Никто в Каталонии не верил этим увещеваниям паука, обращенным к мухе, и сопротивление продолжалось, вынудив французов осадить Жерону (потерявшую половину своего населения), Таррагону и Тортосу. Это породило зверства, которые поразили даже наполеоновских офицеров, как совершенно немыслимые. Один из них вспоминал, как на перекрестке дорог каждую неделю закапывали по тридцать каталонских курьеров. Еще он видел во дворе фермы, недалеко от места, где каталонцы подстерегли и удавили десятерых французских солдат, дерево, на ветвях которого висели седобородый старик-отец, пятеро его сыновей, монах-доминиканец, англичанин и еврей.
Французы держали под контролем города, но не сельскую местность. Каталонцы были плохо вооружены и плохо организованы, но способны на удивительные по своей дерзости и храбрости вылазки. Кроме того, их поддерживали широкие массы населения — фермеры, ремесленники, духовенство, разбойники, скрывавшиеся в горах, городские рабочие. Именно эта война ввела в европейские языки слово «герилья». Это была своеобразная игра в догонялки, ничего общего не имевшая с великими битвами, которые Наполеон вел повсюду. Мистически настроенные каталонские националисты позже будут представлять некоторые эпизоды как подвиги, достойные Гектора и Аякса. Самой знаменитой (в этих местах, по крайней мере) была битва при Бруке в 1808 году, где одна или две тысячи каталонцев из нерегулярных формирований застигли врасплох четырехтысячную колонну французов на склоне массива Монтсеррат (Монсеррат) и преградили им путь. Этой победой, настаивает легенда, каталонцы были в значительной мере обязаны энергичному мальчишке-барабанщику, чья дробь, разносимая эхом по горам, заставила французов поверить, что они окружены гораздо более крупными силами противника.

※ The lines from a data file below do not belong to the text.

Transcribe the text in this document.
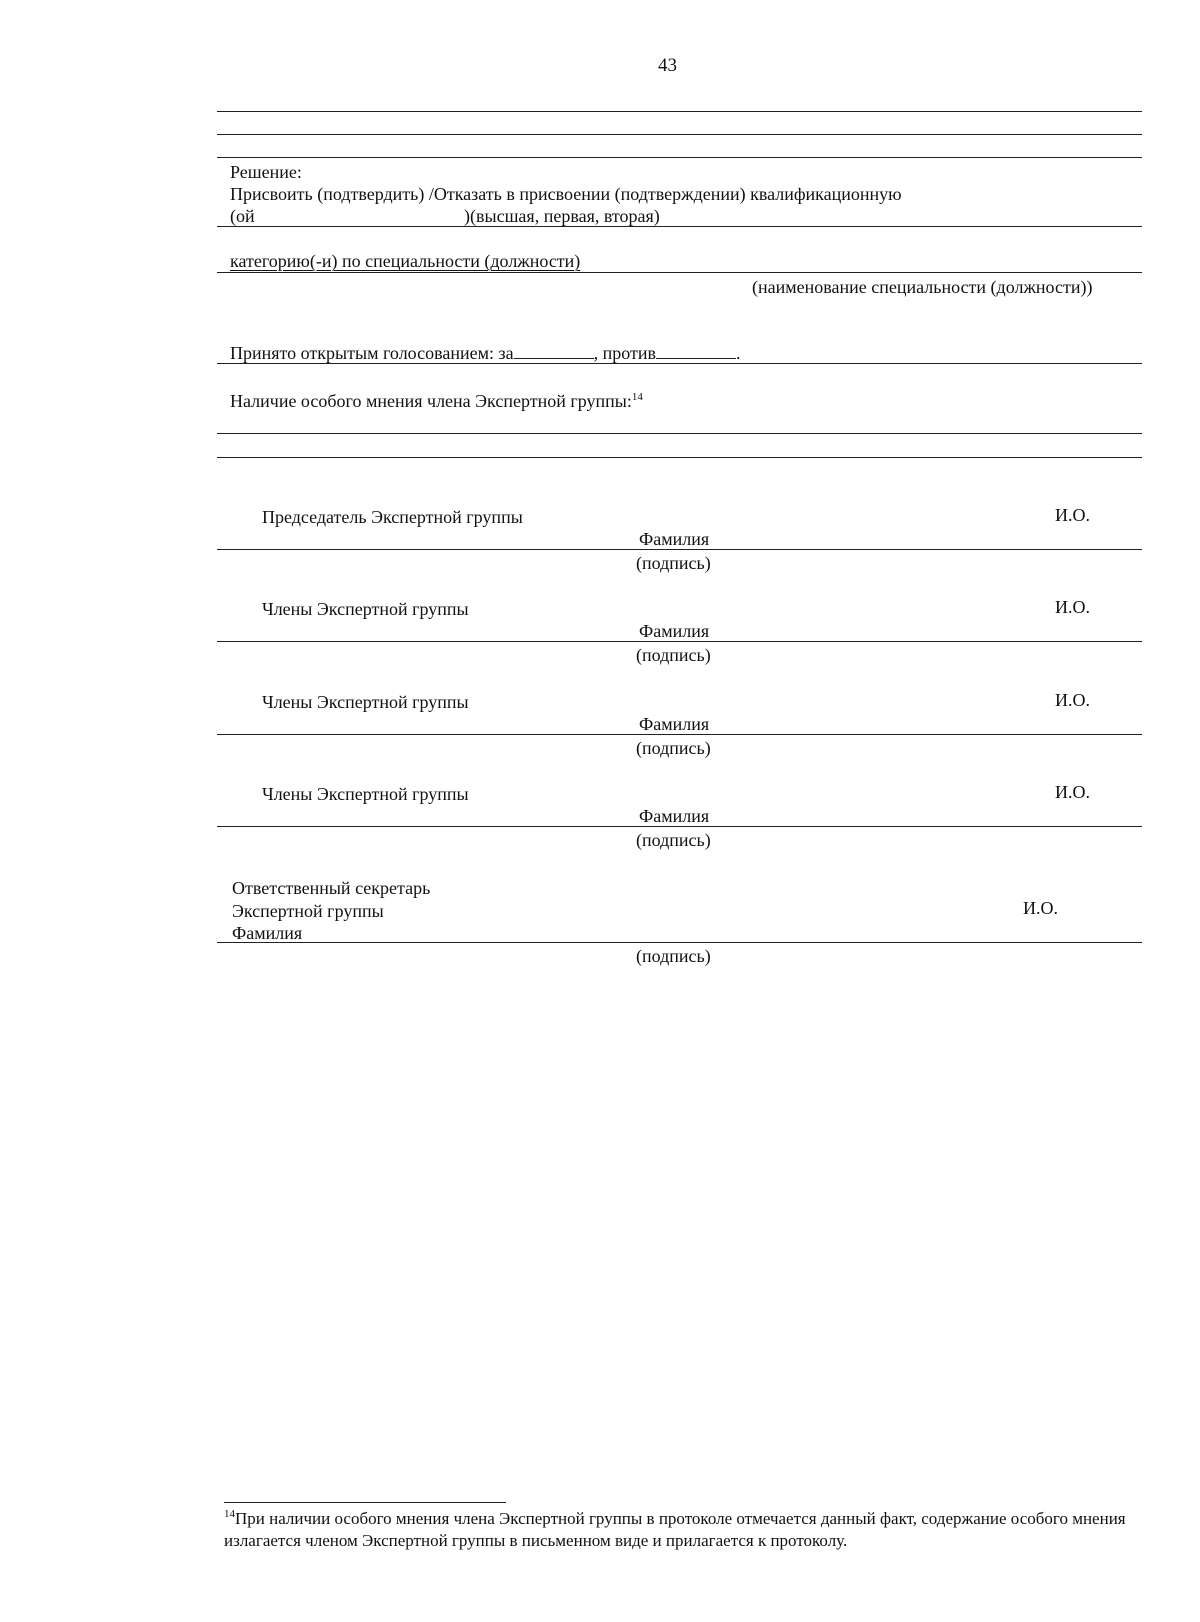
43
Решение:
Присвоить (подтвердить) /Отказать в присвоении (подтверждении) квалификационную
(ой	)(высшая, первая, вторая)
категорию(-и) по специальности (должности)
(наименование специальности (должности))
Принято открытым голосованием: за	, против	.
Наличие особого мнения члена Экспертной группы:$^{14}$
Председатель Экспертной группы	И.О.
Фамилия
(подпись)
Члены Экспертной группы	И.О.
Фамилия
(подпись)
Члены Экспертной группы	И.О.
Фамилия
(подпись)
Члены Экспертной группы	И.О.
Фамилия
(подпись)
Ответственный секретарь
Экспертной группы	И.О.
Фамилия
(подпись)
$^{14}$При наличии особого мнения члена Экспертной группы в протоколе отмечается данный факт, содержание особого мнения излагается членом Экспертной группы в письменном виде и прилагается к протоколу.
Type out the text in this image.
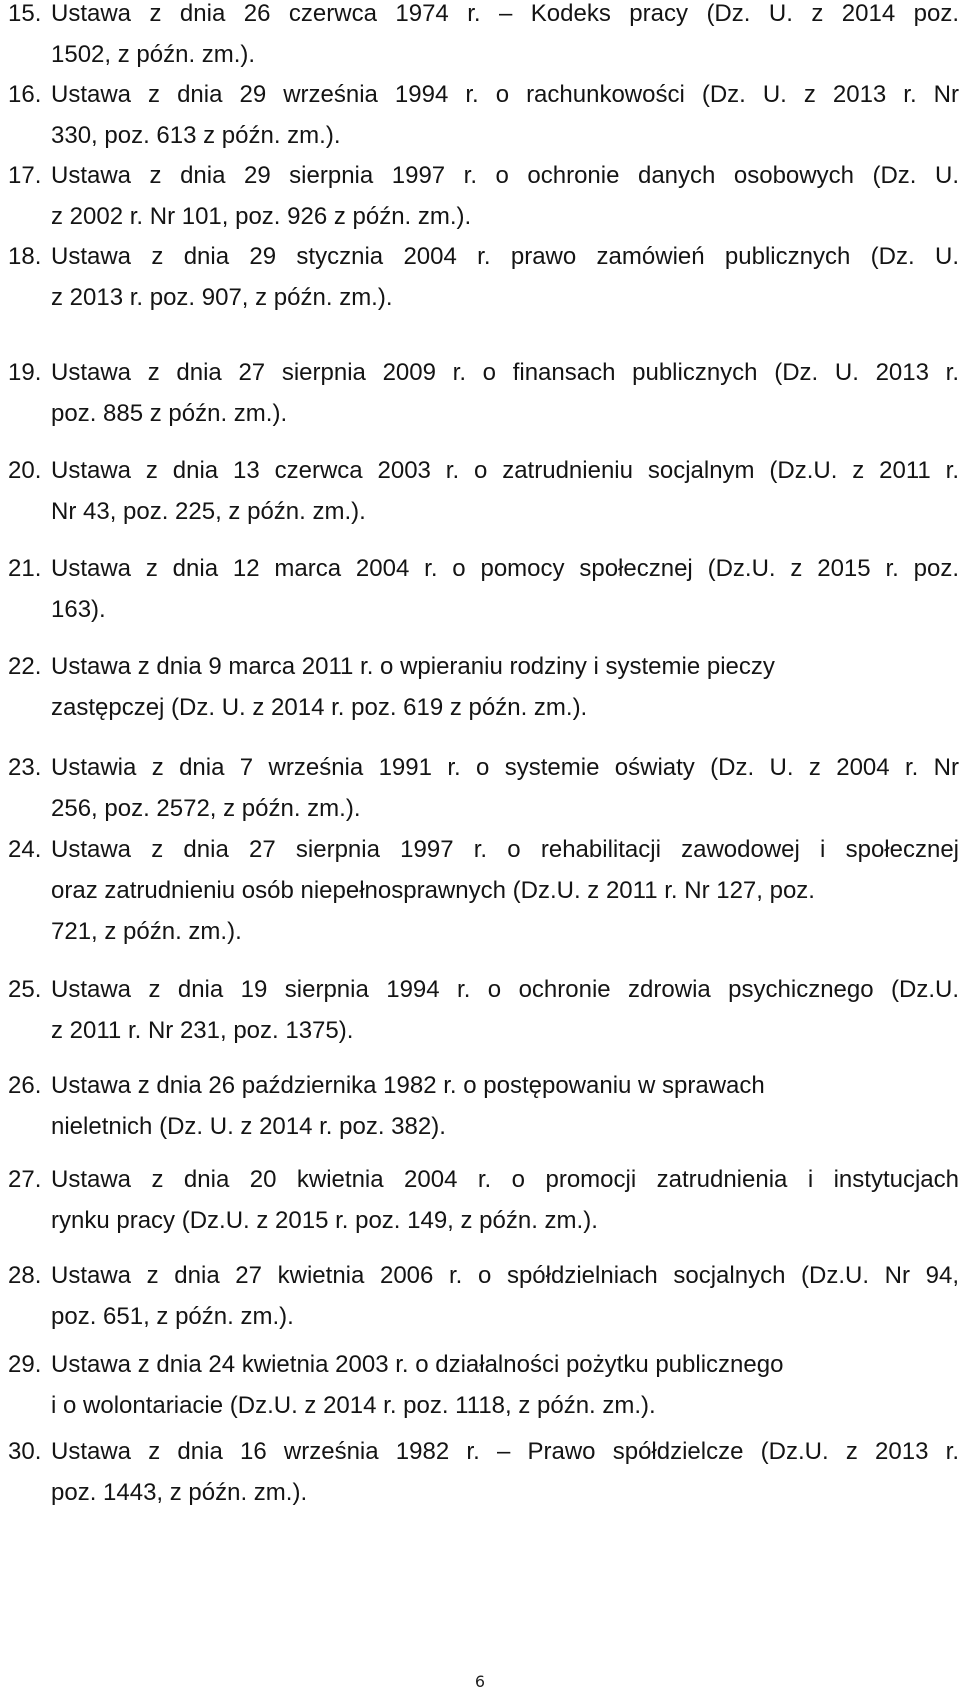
15. Ustawa z dnia 26 czerwca 1974 r. – Kodeks pracy (Dz. U. z 2014 poz.
1502, z późn. zm.).
16. Ustawa z dnia 29 września 1994 r. o rachunkowości (Dz. U. z 2013 r. Nr
330, poz. 613 z późn. zm.).
17. Ustawa z dnia 29 sierpnia 1997 r. o ochronie danych osobowych (Dz. U.
z 2002 r. Nr 101, poz. 926 z późn. zm.).
18. Ustawa z dnia 29 stycznia 2004 r. prawo zamówień publicznych (Dz. U.
z 2013 r. poz. 907, z późn. zm.).
19. Ustawa z dnia 27 sierpnia 2009 r. o finansach publicznych (Dz. U. 2013 r.
poz. 885 z późn. zm.).
20. Ustawa z dnia 13 czerwca 2003 r. o zatrudnieniu socjalnym (Dz.U. z 2011 r.
Nr 43, poz. 225, z późn. zm.).
21. Ustawa z dnia 12 marca 2004 r. o pomocy społecznej (Dz.U. z 2015 r. poz.
163).
22. Ustawa z dnia 9 marca 2011 r. o wpieraniu rodziny i systemie pieczy
zastępczej (Dz. U. z 2014 r. poz. 619 z późn. zm.).
23. Ustawia z dnia 7 września 1991 r. o systemie oświaty (Dz. U. z 2004 r. Nr
256, poz. 2572, z późn. zm.).
24. Ustawa z dnia 27 sierpnia 1997 r. o rehabilitacji zawodowej i społecznej
oraz zatrudnieniu osób niepełnosprawnych (Dz.U. z 2011 r. Nr 127, poz.
721, z późn. zm.).
25. Ustawa z dnia 19 sierpnia 1994 r. o ochronie zdrowia psychicznego (Dz.U.
z 2011 r. Nr 231, poz. 1375).
26. Ustawa z dnia 26 października 1982 r. o postępowaniu w sprawach
nieletnich (Dz. U. z 2014 r. poz. 382).
27. Ustawa z dnia 20 kwietnia 2004 r. o promocji zatrudnienia i instytucjach
rynku pracy (Dz.U. z 2015 r. poz. 149, z późn. zm.).
28. Ustawa z dnia 27 kwietnia 2006 r. o spółdzielniach socjalnych (Dz.U. Nr 94,
poz. 651, z późn. zm.).
29. Ustawa z dnia 24 kwietnia 2003 r. o działalności pożytku publicznego
i o wolontariacie (Dz.U. z 2014 r. poz. 1118, z późn. zm.).
30. Ustawa z dnia 16 września 1982 r. – Prawo spółdzielcze (Dz.U. z 2013 r.
poz. 1443, z późn. zm.).
6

Хотя каталонские вооруженные силы и считались временно мобилизованными, они продолжали влиять на гражданскую жизнь в стране долгое время после того, как французы в беспорядке отступили из Испании в 1814 году, и существовали здесь и задолго до их прихода. Они были широко известны как sometents — «Гражданские добровольцы», и такая форма мобилизации для противостояния социальным угрозам и нарушениям порядка относится к правлению Жауме I в ХШ веке. Sometents были одним из каталонских институтов, распущенных Бурбонами в 1715 году, но в каком-то смысле они были неистребимы. Их сбор и формирование — задачи, которые постоянно решали разные военные силы, возникавшие в Каталонии и по всей Испании в качестве оппозиции французской угрозе. Существовали и
Кроме того, что они по мере сил боролись с Наполеоном, трудно сказать что-либо определенное об этих партизанских группировках, особенно глядя сквозь туман войны и патриотических мифов. Никто не знает, сколько именно их было: предположительно от 30 000 до 150 000 человек. Некоторые отряды состояли из экстремистски настроенных реакционеров и действовали под руководством вооруженных священников — предшественники карлистов, которые наделают столько дел в Каталонии позже, в XIX веке. Некоторые были обыкновенными бандитами. Иные — отчаянными патриотами с весьма расплывчатыми политическими взглядами. Они боролись за объединение Испании под властью Фердинанда VII. Были и те, кто мечтал об отделении от Мадрида. Однако в Барселоне ополчение состояло из либералов левого крыла. Оно была создано недолго просуществовавшей Кадисской конституцией 1812 года. Одним из первых указов по возвращении из ссылки после поражения Наполеона Фердинанд VII запретил конституцию вообще. Ополчение, хоть оно и ушло в подполье, не было расформировано. Просто в периоды наибольшего консерватизма властей оно как бы пряталось: было официально распущено на период с 1814 по 1820 год и вновь появилось лишь в «либеральное трехлетие» (1820–1823); снова распущено в 18231834 годах и снова собрано под другим названием — городское ополчение, — под которым и просуществовало с 1834 по 1843 год. Вновь распущенное после «пищевых восстаний» 1843 года (
В первой половине XIX столетия Барселону формировали не только развивавшаяся промышленность, но также и… насилие. Между наполеоновскими войнами и «Трагической неделей» 1909 года каталонцы не раз набрасывались на свой город с яростной мстительностью, сжигая символы абсолютистской власти и церкви. А от либеральных политиков старая Барселона понесла больше убытков, чем от разъяренной толпы, и это называлось городским планированием.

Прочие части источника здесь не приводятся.